Melissa Wood is associate editor for Professional BoatBuilder magazine and a former associate editor for National Fisherman.
Written by Melissa Wood
Tuesday, 01 April 2014
At a session on seafood export trends at the Maine Fishermen's Forum in Rockport, Jeff Bennett from the Maine International Trade Center pointed out 95 percent of people live outside the United States. That means there are great untapped seafood sales opportunities beyond our borders.
A month later, I'm still not sure about that message. I know international trade has been valuable for the seafood industry. It fascinates me to see how much Asian holidays can spike the value of fisheries like red king crab, Dungeness crab and geoducks. Expanding trade in Asia and Europe may help Maine get more value for its abundant lobster harvest.
In China consumers will pay up to $150 per pound to put geoducks in their hotpots. But it can also lead to problems when a catch's value is dependent on something totally beyond your control.

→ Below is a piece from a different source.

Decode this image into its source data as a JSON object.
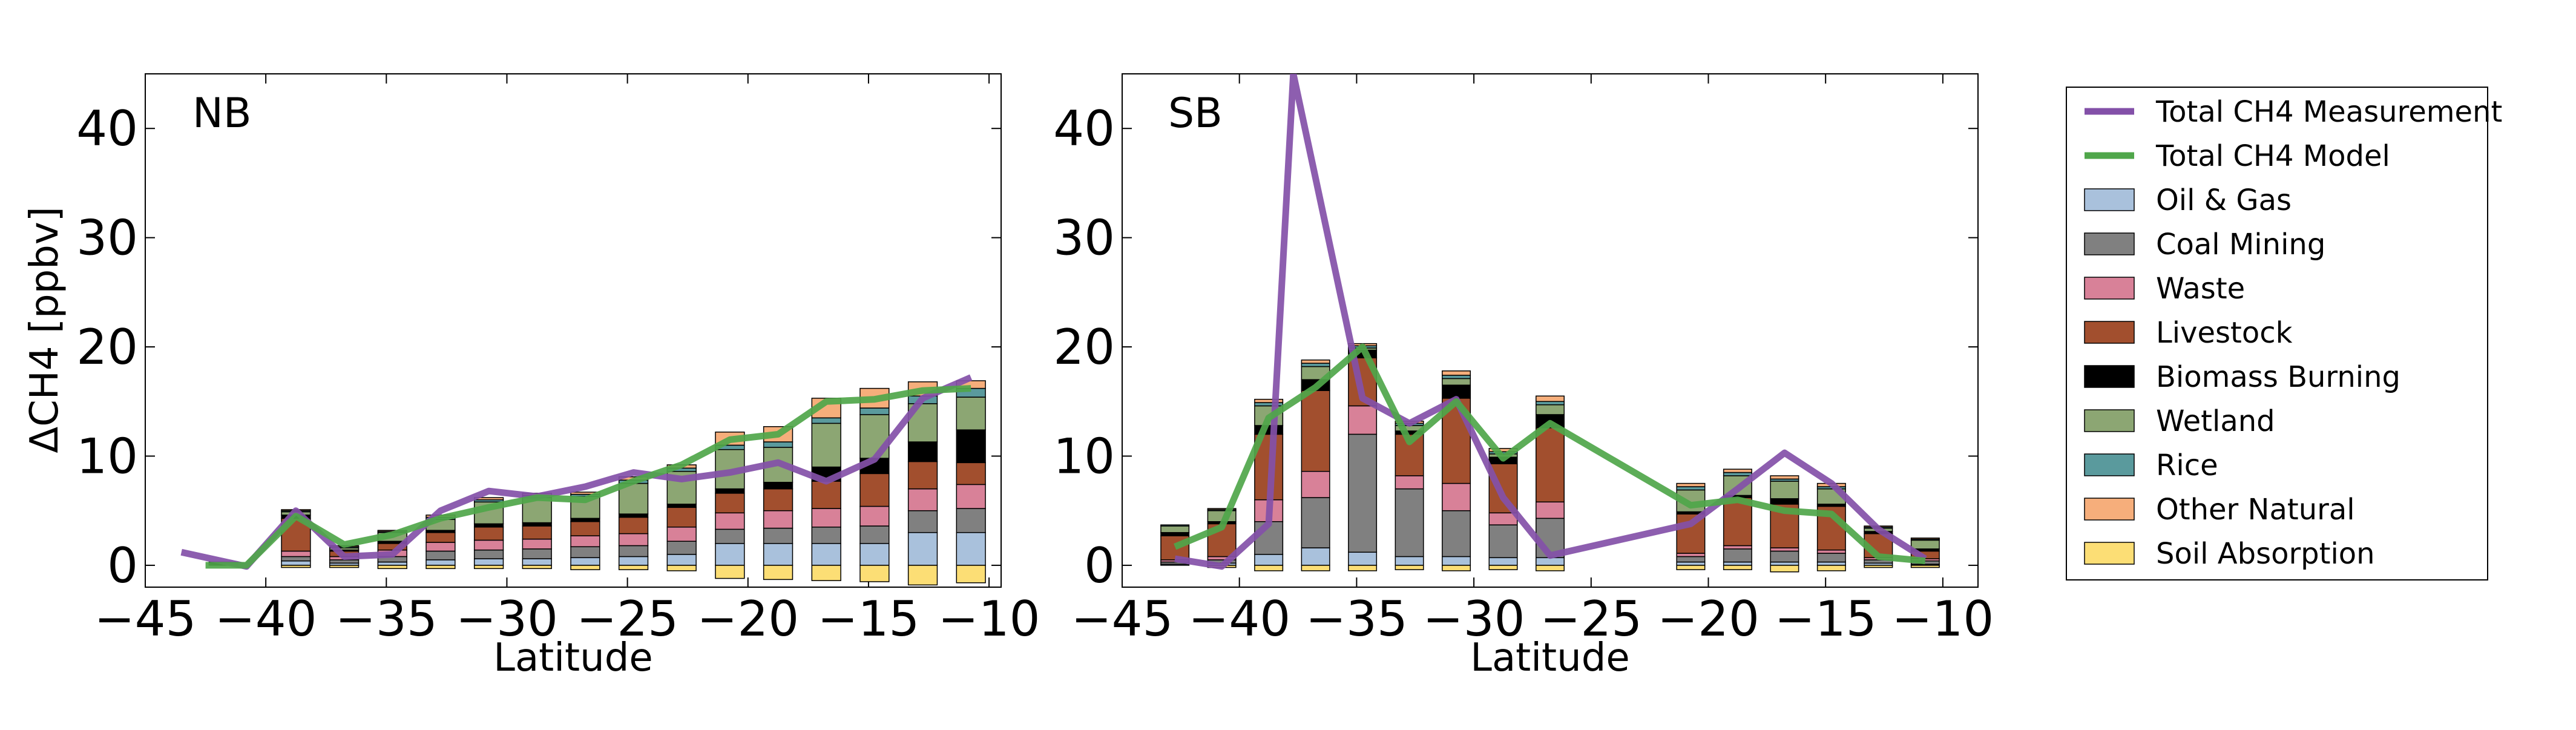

Geoduck harvesters learned this when their main market — China — shut down on December 3 after that country banned all mollusk shellfish from most of the West Coast. The ban came after Chinese officials reported finding unacceptable levels of paralytic shellfish poisoning in geoducks from Alaska and inorganic arsenic in shipments from Washington.

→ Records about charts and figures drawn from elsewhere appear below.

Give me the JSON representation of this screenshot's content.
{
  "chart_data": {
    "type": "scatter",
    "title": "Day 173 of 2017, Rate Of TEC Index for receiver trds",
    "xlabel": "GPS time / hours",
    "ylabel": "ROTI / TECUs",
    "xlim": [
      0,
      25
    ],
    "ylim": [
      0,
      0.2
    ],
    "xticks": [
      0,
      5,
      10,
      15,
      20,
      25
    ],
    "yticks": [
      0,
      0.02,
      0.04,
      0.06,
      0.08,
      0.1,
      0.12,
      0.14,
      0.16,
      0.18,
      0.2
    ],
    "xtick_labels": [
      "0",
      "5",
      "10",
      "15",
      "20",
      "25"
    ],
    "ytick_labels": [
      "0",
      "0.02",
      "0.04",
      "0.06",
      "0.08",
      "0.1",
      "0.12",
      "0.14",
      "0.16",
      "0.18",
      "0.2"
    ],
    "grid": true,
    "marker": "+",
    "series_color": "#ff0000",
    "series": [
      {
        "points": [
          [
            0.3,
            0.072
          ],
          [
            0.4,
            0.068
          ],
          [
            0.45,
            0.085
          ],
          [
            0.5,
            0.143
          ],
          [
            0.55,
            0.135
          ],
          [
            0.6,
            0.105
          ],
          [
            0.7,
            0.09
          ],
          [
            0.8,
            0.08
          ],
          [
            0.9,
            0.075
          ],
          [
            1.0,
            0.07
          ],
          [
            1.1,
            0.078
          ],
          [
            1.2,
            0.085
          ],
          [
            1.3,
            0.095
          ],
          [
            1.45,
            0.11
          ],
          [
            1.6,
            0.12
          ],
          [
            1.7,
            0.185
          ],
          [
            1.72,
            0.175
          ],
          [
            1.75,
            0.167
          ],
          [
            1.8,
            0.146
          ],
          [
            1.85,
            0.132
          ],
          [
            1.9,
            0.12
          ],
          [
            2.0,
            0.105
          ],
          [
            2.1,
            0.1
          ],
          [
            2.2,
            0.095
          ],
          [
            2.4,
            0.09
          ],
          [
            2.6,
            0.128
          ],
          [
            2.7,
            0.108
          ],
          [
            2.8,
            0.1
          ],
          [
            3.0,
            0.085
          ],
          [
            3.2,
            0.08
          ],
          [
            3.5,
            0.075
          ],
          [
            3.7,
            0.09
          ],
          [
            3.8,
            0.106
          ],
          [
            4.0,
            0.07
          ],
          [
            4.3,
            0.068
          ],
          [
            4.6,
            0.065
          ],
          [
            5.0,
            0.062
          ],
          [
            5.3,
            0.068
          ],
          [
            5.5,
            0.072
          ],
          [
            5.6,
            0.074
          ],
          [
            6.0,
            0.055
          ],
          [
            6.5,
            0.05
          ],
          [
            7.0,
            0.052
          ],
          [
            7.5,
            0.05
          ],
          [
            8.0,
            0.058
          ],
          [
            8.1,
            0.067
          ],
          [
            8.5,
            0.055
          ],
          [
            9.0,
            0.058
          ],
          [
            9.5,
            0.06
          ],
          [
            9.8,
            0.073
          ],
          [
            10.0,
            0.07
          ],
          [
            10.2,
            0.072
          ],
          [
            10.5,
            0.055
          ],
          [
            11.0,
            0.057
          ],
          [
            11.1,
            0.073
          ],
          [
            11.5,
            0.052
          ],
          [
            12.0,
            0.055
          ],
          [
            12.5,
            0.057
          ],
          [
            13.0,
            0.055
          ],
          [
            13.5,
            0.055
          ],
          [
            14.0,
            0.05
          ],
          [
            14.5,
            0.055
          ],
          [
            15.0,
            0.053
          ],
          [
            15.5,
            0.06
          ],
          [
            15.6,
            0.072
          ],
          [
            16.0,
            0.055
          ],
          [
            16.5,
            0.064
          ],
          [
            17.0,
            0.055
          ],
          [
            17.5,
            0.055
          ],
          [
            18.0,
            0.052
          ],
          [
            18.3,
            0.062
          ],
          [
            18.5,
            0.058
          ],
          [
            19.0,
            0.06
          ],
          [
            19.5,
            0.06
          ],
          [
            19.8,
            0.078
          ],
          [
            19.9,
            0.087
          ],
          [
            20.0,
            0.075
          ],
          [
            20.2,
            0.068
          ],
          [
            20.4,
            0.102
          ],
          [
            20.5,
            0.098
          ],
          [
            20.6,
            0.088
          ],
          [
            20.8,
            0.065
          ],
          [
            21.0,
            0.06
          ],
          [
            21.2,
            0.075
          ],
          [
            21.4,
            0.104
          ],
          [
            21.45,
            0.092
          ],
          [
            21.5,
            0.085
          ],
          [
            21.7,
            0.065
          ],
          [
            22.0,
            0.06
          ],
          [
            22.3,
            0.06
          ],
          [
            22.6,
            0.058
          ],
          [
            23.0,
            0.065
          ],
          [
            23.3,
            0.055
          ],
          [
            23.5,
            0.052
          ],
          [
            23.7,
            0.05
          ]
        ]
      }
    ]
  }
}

Testing and diplomacy have not yet been able to lift the ban. In National Fisherman's May issue, Phil Doherty, of the Southeast Alaska Regional Dive Fisheries Association in Ketchikan, tells how his group is doing what it can during the ban, which some believe is motivated more by politics than safety concerns. Whatever the reason, it's hurting the harvesters, says Doherty:
"Some divers bought permits at high costs expecting to be able to fish; others bought new boats and have boat payments; others are talking about leaving Alaska to participate in fisheries elsewhere to make some money. All divers have everyday living expenses. As long as the embargo is in place, Alaskan divers face economic hardship."

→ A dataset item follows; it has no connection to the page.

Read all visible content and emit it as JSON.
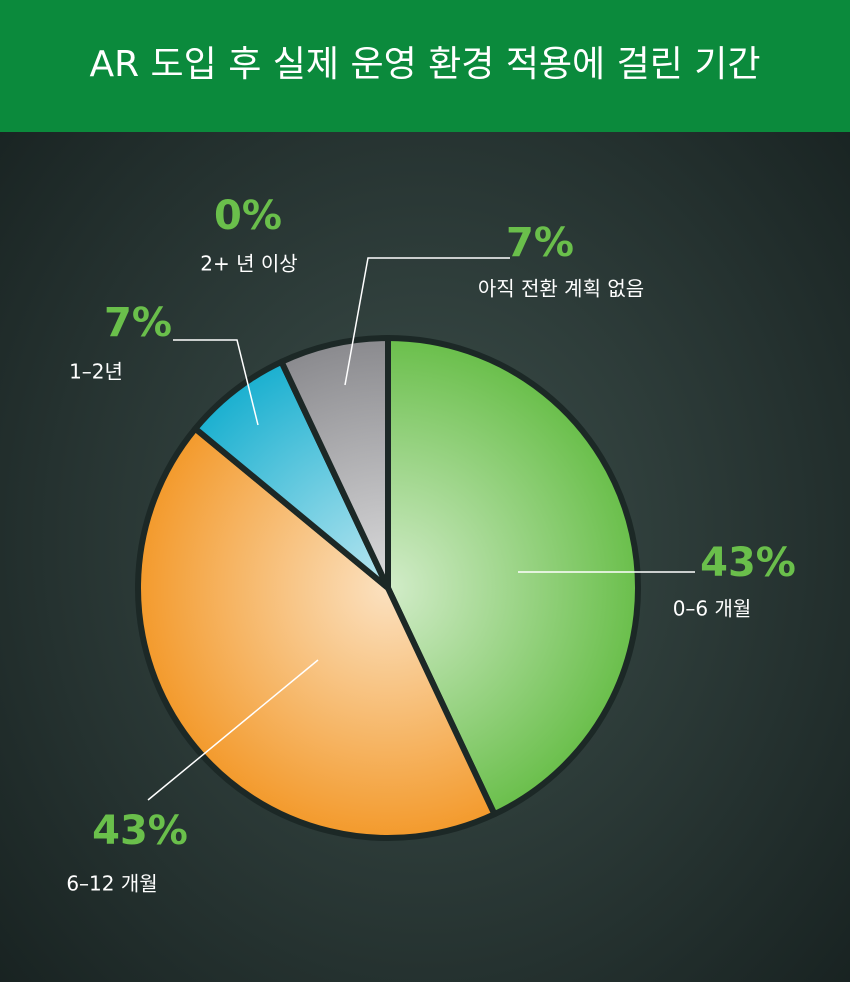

Doherty says it's possible $3 million of geoducks won't be harvested this season in Southeast Alaska (read more in our May issue's Northern Lights column, page 7).
Everyone wants to get the most value possible for their catch. That makes sense. It also makes sense to establish markets that offer both value and stability. Seattle restaurants, for example, have begun highlighting geoducks on their menus to help establish a greater local demand for Washington producers.
By looking across our borders to grow seafood consumption, we're missing a better opportunity. One of my colleagues at Seafood Business, Jamie Wright, made the case for taking another look at growing U.S. seafood consumption at his presentation at the Maine forum. In the United States the average person eats just 14.4 pounds of seafood per year, down from a record high of 16.6 pounds in 2004. For a comparison, we ate 44 pounds of pork, 54 pounds of beef and 58 pounds of chicken per capita in 2012.
Part of the problem is image, according to Wright. Seafood is usually enjoyed on special occasions. Through innovation, the industry needs to make more convenient products for everyday use. As he said, for today's consumer, "You have to produce products that eat themselves." If you'd like to dig deeper, read his story about seafood's challenges at the plate in the January issue of Seafood Business.
As Jamie also pointed out, the good news about geoducks is that they live a long time. If harvesters leave them in the sand, they'll still be OK to harvest next year (or the next, geoducks in the wild can live to be 150 years old). But as Doherty writes, it's the fishermen who might not survive geoduck's market meltdown.